On Fri, 26 Oct 2001, Paul A Vixie wrote:
no. i do not agree to receive a smurf attack, no matter whether my contract with a nexthop fails to require them to prevent it from reaching me.
This is true, you do not explicitly agree to recieve the smurf. You do however, agree to pay for it, because more generally it is "traffic" and not "smurf traffic". This lack of distinction enables a) the sender to send the smurf b) you to recieve it, which you have agreed to pay for. So, until your next-hop agreement DOES enforce service requirements expect to get smurfs, spam, and all matter of other undesirables. (We are of course, ignoring the fact that this is an "attack" not a "request" or a "probe", or some other form of well intentioned traffic.)

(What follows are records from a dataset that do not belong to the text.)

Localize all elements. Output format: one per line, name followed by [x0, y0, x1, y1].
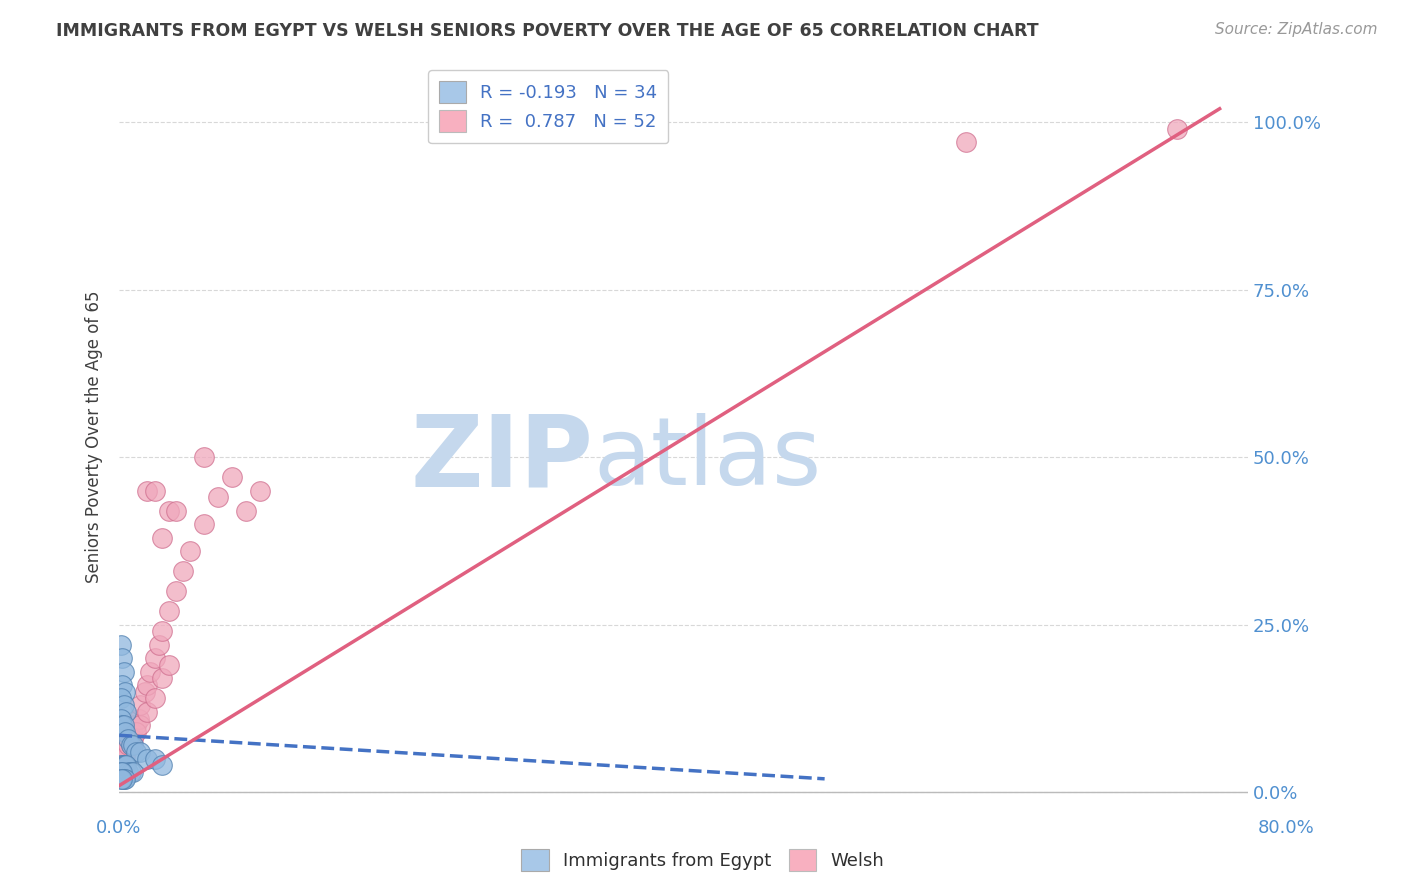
Point	[157, 657, 180, 672]
Point	[120, 731, 142, 746]
Point	[143, 691, 166, 706]
Point	[150, 758, 173, 772]
Point	[143, 483, 166, 498]
Text: IMMIGRANTS FROM EGYPT VS WELSH SENIORS POVERTY OVER THE AGE OF 65 CORRELATION CH: IMMIGRANTS FROM EGYPT VS WELSH SENIORS P…	[56, 22, 1039, 40]
Point	[110, 752, 132, 766]
Point	[111, 765, 134, 780]
Point	[117, 739, 139, 753]
Point	[122, 718, 145, 732]
Point	[150, 531, 173, 545]
Point	[179, 544, 201, 558]
Point	[115, 739, 138, 753]
Point	[136, 678, 159, 692]
Point	[221, 470, 243, 484]
Point	[139, 665, 162, 679]
Point	[114, 772, 136, 786]
Point	[125, 718, 148, 732]
Point	[1166, 121, 1188, 136]
Point	[120, 739, 142, 753]
Point	[207, 491, 229, 505]
Point	[148, 638, 170, 652]
Point	[111, 752, 134, 766]
Text: ZIP: ZIP	[411, 410, 593, 508]
Point	[111, 651, 134, 665]
Point	[110, 758, 132, 772]
Point	[955, 135, 977, 149]
Point	[143, 752, 166, 766]
Point	[110, 758, 132, 772]
Text: 0.0%: 0.0%	[96, 819, 141, 837]
Point	[150, 671, 173, 685]
Point	[110, 638, 132, 652]
Point	[112, 718, 135, 732]
Point	[115, 758, 138, 772]
Legend: Immigrants from Egypt, Welsh: Immigrants from Egypt, Welsh	[515, 842, 891, 879]
Point	[235, 504, 257, 518]
Point	[125, 745, 148, 759]
Point	[114, 752, 136, 766]
Point	[112, 752, 135, 766]
Point	[122, 739, 145, 753]
Point	[115, 705, 138, 719]
Point	[122, 765, 145, 780]
Legend: R = -0.193   N = 34, R =  0.787   N = 52: R = -0.193 N = 34, R = 0.787 N = 52	[427, 70, 668, 143]
Point	[136, 752, 159, 766]
Point	[134, 684, 156, 698]
Point	[128, 712, 150, 726]
Y-axis label: Seniors Poverty Over the Age of 65: Seniors Poverty Over the Age of 65	[86, 291, 103, 583]
Point	[110, 691, 132, 706]
Text: atlas: atlas	[593, 413, 821, 505]
Point	[111, 758, 134, 772]
Point	[111, 772, 134, 786]
Point	[112, 772, 135, 786]
Text: 80.0%: 80.0%	[1258, 819, 1315, 837]
Point	[193, 450, 215, 465]
Point	[110, 772, 132, 786]
Point	[122, 731, 145, 746]
Point	[172, 564, 194, 578]
Point	[112, 745, 135, 759]
Point	[118, 739, 141, 753]
Point	[114, 745, 136, 759]
Point	[112, 758, 135, 772]
Point	[249, 483, 271, 498]
Point	[165, 504, 187, 518]
Point	[121, 725, 143, 739]
Point	[112, 665, 135, 679]
Point	[129, 698, 152, 712]
Point	[129, 745, 152, 759]
Point	[125, 725, 148, 739]
Point	[111, 718, 134, 732]
Point	[136, 705, 159, 719]
Point	[112, 698, 135, 712]
Point	[114, 725, 136, 739]
Point	[117, 731, 139, 746]
Point	[120, 739, 142, 753]
Point	[117, 731, 139, 746]
Point	[114, 684, 136, 698]
Point	[157, 504, 180, 518]
Point	[136, 483, 159, 498]
Text: Source: ZipAtlas.com: Source: ZipAtlas.com	[1215, 22, 1378, 37]
Point	[165, 584, 187, 599]
Point	[110, 765, 132, 780]
Point	[143, 651, 166, 665]
Point	[110, 712, 132, 726]
Point	[193, 517, 215, 532]
Point	[120, 765, 142, 780]
Point	[150, 624, 173, 639]
Point	[112, 758, 135, 772]
Point	[111, 678, 134, 692]
Point	[111, 758, 134, 772]
Point	[129, 718, 152, 732]
Point	[115, 745, 138, 759]
Point	[111, 758, 134, 772]
Point	[157, 604, 180, 618]
Point	[117, 765, 139, 780]
Point	[114, 758, 136, 772]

no, there's no known financial benefit to smurfing me, but the entities who direct such attacks have positive motivation of some kind for doing so -- and i assure you that this benefit to them, whatever it is, is far greater than the benefit to me (which would have to be expressed in negative terms.)
i think it's reasonable for a smurfer to know that my infrastructure cannot tolerate multiplicitous input streams from tens of thousands of sources. just as a spammer can indeed know, without doubt, that if millions of senders, all at once, decided to send me unsolicited nonpersonal e-mail, that my inbox would not hold up well.

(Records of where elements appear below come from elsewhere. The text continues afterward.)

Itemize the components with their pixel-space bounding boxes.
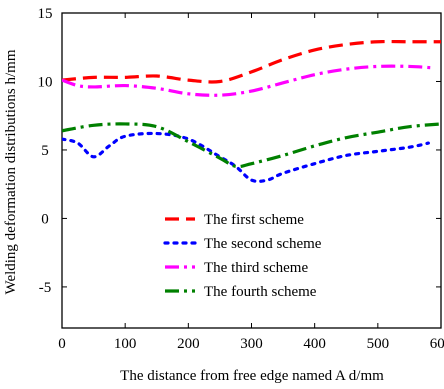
legend-label-1: The first scheme bbox=[204, 212, 304, 228]
y-tick-label: 15 bbox=[38, 6, 53, 22]
x-tick-label: 500 bbox=[367, 336, 390, 352]
series-line-1 bbox=[62, 39, 441, 84]
x-tick-label: 200 bbox=[177, 336, 200, 352]
legend-label-4: The fourth scheme bbox=[204, 284, 317, 300]
x-tick-label: 600 bbox=[430, 336, 444, 352]
series-line-3 bbox=[62, 64, 432, 97]
x-tick-label: 300 bbox=[240, 336, 263, 352]
y-tick-label: 0 bbox=[41, 211, 49, 227]
x-tick-label: 100 bbox=[114, 336, 137, 352]
y-tick-label: -5 bbox=[39, 280, 52, 296]
plot-area-frame bbox=[61, 12, 442, 329]
y-axis-title: Welding deformation distributions h/mm bbox=[3, 49, 19, 294]
x-axis-title: The distance from free edge named A d/mm bbox=[120, 368, 384, 384]
y-tick-label: 10 bbox=[38, 74, 53, 90]
x-tick-label: 0 bbox=[58, 336, 66, 352]
x-tick-label: 400 bbox=[303, 336, 326, 352]
y-tick-label: 5 bbox=[41, 143, 49, 159]
legend-label-3: The third scheme bbox=[204, 260, 308, 276]
legend-label-2: The second scheme bbox=[204, 236, 322, 252]
series-line-4 bbox=[62, 122, 441, 169]
series-line-2 bbox=[62, 131, 430, 183]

no specific knowledge is required in those cases. in those cases and in other cases where specific knowledge of my infrastructure is not necessary to determine that the traffic would be "not welcome", then it ought not be sent.

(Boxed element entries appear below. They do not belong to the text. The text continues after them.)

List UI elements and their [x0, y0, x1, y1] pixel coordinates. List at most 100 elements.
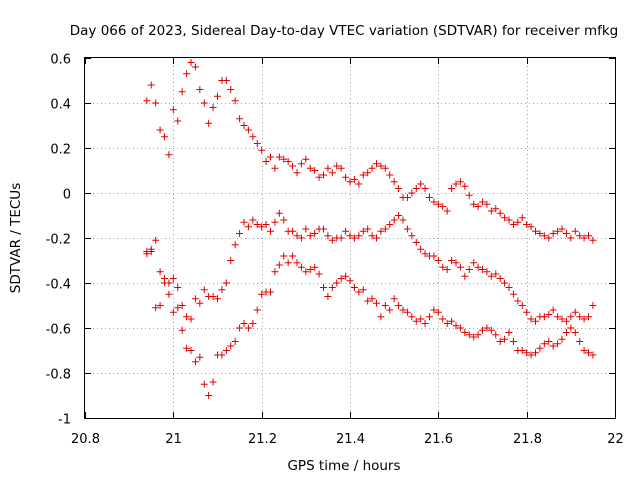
data-point-sat-a — [452, 180, 460, 188]
data-point-sat-b — [381, 225, 389, 233]
data-point-sat-c — [275, 261, 283, 269]
data-point-sat-b — [169, 275, 177, 282]
data-point-sat-c — [483, 324, 491, 332]
data-point-sat-b — [306, 232, 314, 240]
data-point-sat-a — [165, 151, 173, 159]
data-point-sat-b — [399, 216, 407, 224]
data-point-sat-c — [518, 347, 526, 354]
data-point-sat-b — [470, 259, 478, 267]
data-point-sat-c — [161, 275, 168, 282]
y-tick-label: -0.4 — [46, 278, 71, 293]
data-point-sat-b — [218, 286, 226, 294]
data-point-sat-a — [434, 200, 442, 208]
data-point-sat-b — [364, 225, 372, 233]
data-point-sat-b — [434, 257, 442, 264]
data-point-sat-b — [368, 232, 376, 240]
data-point-sat-b — [456, 263, 464, 271]
axis-ticks: -1 -0.8 -0.6 -0.4 -0.2 0 0.2 0.4 0.6 20.8 21 21.2 21… — [46, 53, 624, 448]
data-point-sat-c — [523, 349, 531, 357]
data-point-sat-c — [187, 347, 195, 354]
data-point-sat-b — [253, 221, 261, 228]
data-point-sat-c — [505, 329, 513, 336]
data-point-sat-c — [430, 306, 438, 314]
data-point-sat-a — [275, 153, 283, 161]
data-point-sat-b — [403, 225, 411, 233]
data-point-sat-c — [395, 302, 403, 309]
data-point-sat-b — [227, 257, 235, 264]
data-point-sat-b — [377, 227, 385, 235]
data-point-sat-b — [236, 230, 244, 237]
data-point-sat-b — [311, 230, 319, 237]
data-point-sat-c — [373, 299, 380, 307]
data-point-sat-c — [249, 320, 257, 327]
data-point-sat-a — [430, 198, 438, 206]
data-point-sat-a — [328, 169, 336, 177]
data-point-sat-c — [165, 279, 173, 287]
data-point-sat-a — [205, 119, 213, 127]
data-point-sat-b — [479, 266, 486, 273]
data-point-sat-b — [249, 216, 257, 224]
data-point-sat-c — [443, 320, 451, 327]
data-point-sat-a — [350, 176, 358, 183]
data-point-sat-a — [147, 81, 155, 89]
data-point-sat-a — [514, 218, 522, 226]
data-point-sat-c — [156, 302, 164, 309]
data-points — [143, 59, 597, 399]
chart-title: Day 066 of 2023, Sidereal Day-to-day VTE… — [70, 23, 618, 39]
data-point-sat-a — [355, 180, 363, 188]
data-point-sat-b — [562, 317, 570, 325]
data-point-sat-a — [342, 173, 350, 181]
data-point-sat-b — [408, 232, 416, 240]
y-axis-label: SDTVAR / TECUs — [8, 183, 24, 293]
data-point-sat-b — [554, 313, 562, 321]
data-point-sat-a — [262, 158, 270, 165]
data-point-sat-a — [346, 178, 354, 186]
x-tick-label: 21.2 — [248, 432, 277, 447]
data-point-sat-c — [284, 259, 292, 267]
data-point-sat-a — [196, 86, 204, 93]
data-point-sat-a — [580, 234, 588, 242]
data-point-sat-a — [576, 232, 584, 240]
data-point-sat-b — [412, 239, 420, 246]
data-point-sat-a — [368, 164, 376, 172]
data-point-sat-a — [417, 180, 425, 188]
data-point-sat-c — [324, 293, 332, 300]
plot-frame — [84, 57, 616, 419]
data-point-sat-a — [536, 230, 544, 237]
data-point-sat-b — [324, 232, 332, 240]
y-tick-label: 0.6 — [50, 53, 71, 68]
data-point-sat-a — [571, 227, 579, 235]
data-point-sat-b — [214, 295, 221, 303]
data-point-sat-c — [381, 302, 389, 309]
data-point-sat-c — [439, 315, 447, 323]
data-point-sat-b — [505, 284, 513, 291]
data-point-sat-a — [501, 214, 509, 222]
data-point-sat-c — [333, 279, 341, 287]
data-point-sat-b — [258, 223, 266, 231]
y-tick-label: -0.2 — [46, 233, 71, 248]
data-point-sat-c — [576, 338, 584, 345]
data-point-sat-a — [373, 160, 380, 168]
data-point-sat-c — [306, 266, 314, 273]
data-point-sat-b — [280, 216, 288, 224]
data-point-sat-a — [293, 169, 301, 177]
data-point-sat-a — [381, 164, 389, 172]
data-point-sat-c — [346, 277, 354, 285]
data-point-sat-a — [390, 178, 398, 186]
data-point-sat-b — [487, 272, 495, 280]
data-point-sat-b — [567, 313, 575, 321]
data-point-sat-a — [567, 234, 575, 242]
data-point-sat-c — [368, 295, 376, 303]
data-point-sat-c — [253, 306, 261, 314]
data-point-sat-b — [346, 232, 354, 240]
data-point-sat-c — [403, 308, 411, 316]
data-point-sat-a — [448, 185, 456, 192]
data-point-sat-a — [222, 77, 230, 84]
data-point-sat-a — [169, 106, 177, 114]
data-point-sat-c — [244, 324, 252, 332]
data-point-sat-a — [311, 167, 319, 174]
data-point-sat-a — [183, 70, 191, 78]
data-point-sat-a — [585, 232, 592, 240]
data-point-sat-a — [302, 155, 310, 163]
data-point-sat-b — [320, 225, 327, 233]
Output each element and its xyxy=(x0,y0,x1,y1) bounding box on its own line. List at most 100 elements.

I can more or less agree with you here. Again, the distinction of traffic types and service levels at the edge among providers would prevent this. Another solution could involve removing some of the human element in internetworking - a topic sure to delight and astound NANOG readers.
in some places, they are illegal. in all places, they are "unwelcome." since a sender of this (or any) traffic may not know the laws in force at the place where the recipient host resides, the broader standard of "unwelcome" is more widely applicable than the narrow standard of "illegal."
This is where we arrive at "Acceptable Use", which is why it is required. But these policies need to be propogated and enforced at smaller points of intervention. Why should not the authoritative owner of 64.0.0.0/24 be allowed to tell 63.0.0.0/24 that it will only accept traffic type A (current scalability issues removed)? Further, without a standard for agreeable parameters such a system would represent chaos. This is where we arrive at Standards and Technology again.
of course, illegal things ought also not be done. but that'd be a new thread.